Roxbury officials commit to land revaluation

By Pauline Liu
It’s official. According to Roxbury Supervisor Tom Hynes, for the first time in 34 years, the town is “working on” the revaluation of its nearly 3,300 land parcels. The issue was not on the agenda at Monday night’s town board meeting, but that’s where Hynes made the revelation, in response to questions from Ed Dalski, who is chairman of the Roxbury Republican Committee. “The assessor is working on that, but it’s going to take a couple of years to start-and-finish,” said Hynes. “Has he started?” asked Dalski. “Yeah, he’s started,” responded Hynes.

Contacted the next day, part-time assessor Bob Breglio acknowledged that he’s started to hold informal discussions with the town board about reassessing the town’s properties, but he explained that the actual reval isn’t slated to begin until July 2013 and won’t be completed until June 2015. 

“Right now, we’re talking about it,” said Breglio. “We can’t do it shotgun and screw it up.” Breglio explained. “It started with my hiring and it says in my contract specifically that we’re doing a reval.” He replaced former assessor Kim Cammer on January 1 of this year.

According to Breglio, Roxbury has not had a formal reval since 1978. He believes that the reassessment will provide taxpayers with some relief. “When we go to full rate, the tax rates will drop significantly, because the ‘pie’ will get much bigger,” said Breglio. “The ‘pie’ will go from 30 percent (current evaluation rate) to 100 percent.”

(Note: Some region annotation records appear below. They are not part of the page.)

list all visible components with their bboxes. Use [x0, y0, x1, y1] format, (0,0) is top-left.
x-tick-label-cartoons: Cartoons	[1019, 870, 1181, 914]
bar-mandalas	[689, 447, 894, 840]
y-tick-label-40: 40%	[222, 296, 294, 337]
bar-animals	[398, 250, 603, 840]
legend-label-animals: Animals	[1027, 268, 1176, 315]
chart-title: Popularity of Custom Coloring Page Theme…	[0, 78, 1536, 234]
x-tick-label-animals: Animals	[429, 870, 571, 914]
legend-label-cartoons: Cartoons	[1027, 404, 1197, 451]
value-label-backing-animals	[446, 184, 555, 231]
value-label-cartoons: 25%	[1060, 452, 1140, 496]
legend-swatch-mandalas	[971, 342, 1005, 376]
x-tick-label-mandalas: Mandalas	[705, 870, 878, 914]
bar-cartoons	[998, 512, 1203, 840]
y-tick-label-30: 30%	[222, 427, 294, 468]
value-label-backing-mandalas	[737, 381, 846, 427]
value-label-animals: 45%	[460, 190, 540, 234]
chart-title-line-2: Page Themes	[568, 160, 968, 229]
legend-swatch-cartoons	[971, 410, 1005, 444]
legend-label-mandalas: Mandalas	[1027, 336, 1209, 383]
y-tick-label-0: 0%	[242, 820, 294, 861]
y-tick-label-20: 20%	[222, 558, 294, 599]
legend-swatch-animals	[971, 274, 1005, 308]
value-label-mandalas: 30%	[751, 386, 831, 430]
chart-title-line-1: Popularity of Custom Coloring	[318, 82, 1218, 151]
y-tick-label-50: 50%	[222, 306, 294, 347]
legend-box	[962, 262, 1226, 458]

He expects that by this summer or fall, the town will file a formal reassessment plan with the state. Then, he plans to send out notices to property owners. “We’ll be telling them that in the next 12 to 18 months, someone will be there to talk with them and check that the inventory information about their property (previously recorded by Cammer) is right,” said Breglio. He also holds a part-time job as chairman of the Board of Assessors in the Town of Broome, where he lives.

During the meeting, Dalski, who is also president of the Roxbury Run Country Club, explained that members openly voiced their concerns at a recent board meeting. “We have approximately 90 homes on Roxbury Run and I know of 13 that are for sale, that’s about 15 percent,” he said. “People are quite upset and they’re getting out. Taxes are killing us. The Run is a large portion of our tax base. That’s why a reval is key.” Hynes nodded and said he agreed that this was definitely not a good time to sell a home.

Damage to a road and a bridge near Roxbury Run were also discussed at the meeting. Highway Superintendent Steve Schuman told the town board and the 10 people in the audience, “I’ve got two roads that have taken a beating.” He identified one as Red Kill Road, and the other is Howard Green Road. “We’re going to have to do something with it now that Howard Green Road is being used a lot, because the bridge is closed on county Route 8,” said Schuman. He later told The News that he will need to decide whether to simply patch the roads or “tear up the roads and start all over.”

Dalski explained there is a large tree in the way of the bridge project. He explained it’s in danger of falling and taking Verizon lines down with it. “Verizon has to take a tree down and remove some wiring,” said Dalski. He was told it could be taken care of by July 4. “If they can do it, it will be a miracle,” said Hynes. “Wayne Reynolds (County Public Works Commissioner) said it will take until September.”

In other news, Schuman announced that Roxbury qualifies for over $900,000 in flood repair reimbursement from the Federal Emergency Management Agency (FEMA). He explained that the state will be covering 12.5 percent of the costs. “So far, we’ve gotten not quite $3,600 and that’s why I say it’s going to be a while (for reimbursement),” said Schuman. “It’s coming. It’s coming,” responded Hynes.

According to Schuman, the highway department has taken delivery on its new $64,000 Dodge Ram 4500, which is a small dump truck. The new truck replaces the 2003 Chevy 3500, which the town will put out to bid.

Hynes announced a major development on Main Street. The State Department of Transportation is removing dead trees in its right-of-way and a DOT crew will be removing 35-40 trees from Main Street. Hynes explained that since Roxbury is an historic district, DOT will also replant the trees it removes.

Hynes also wanted to remind residents that Saturday, June 2 will be a “Tire Day” at the highway department.
The next town board meeting is scheduled for Monday, June 11 at 7:30 p.m. at town hall.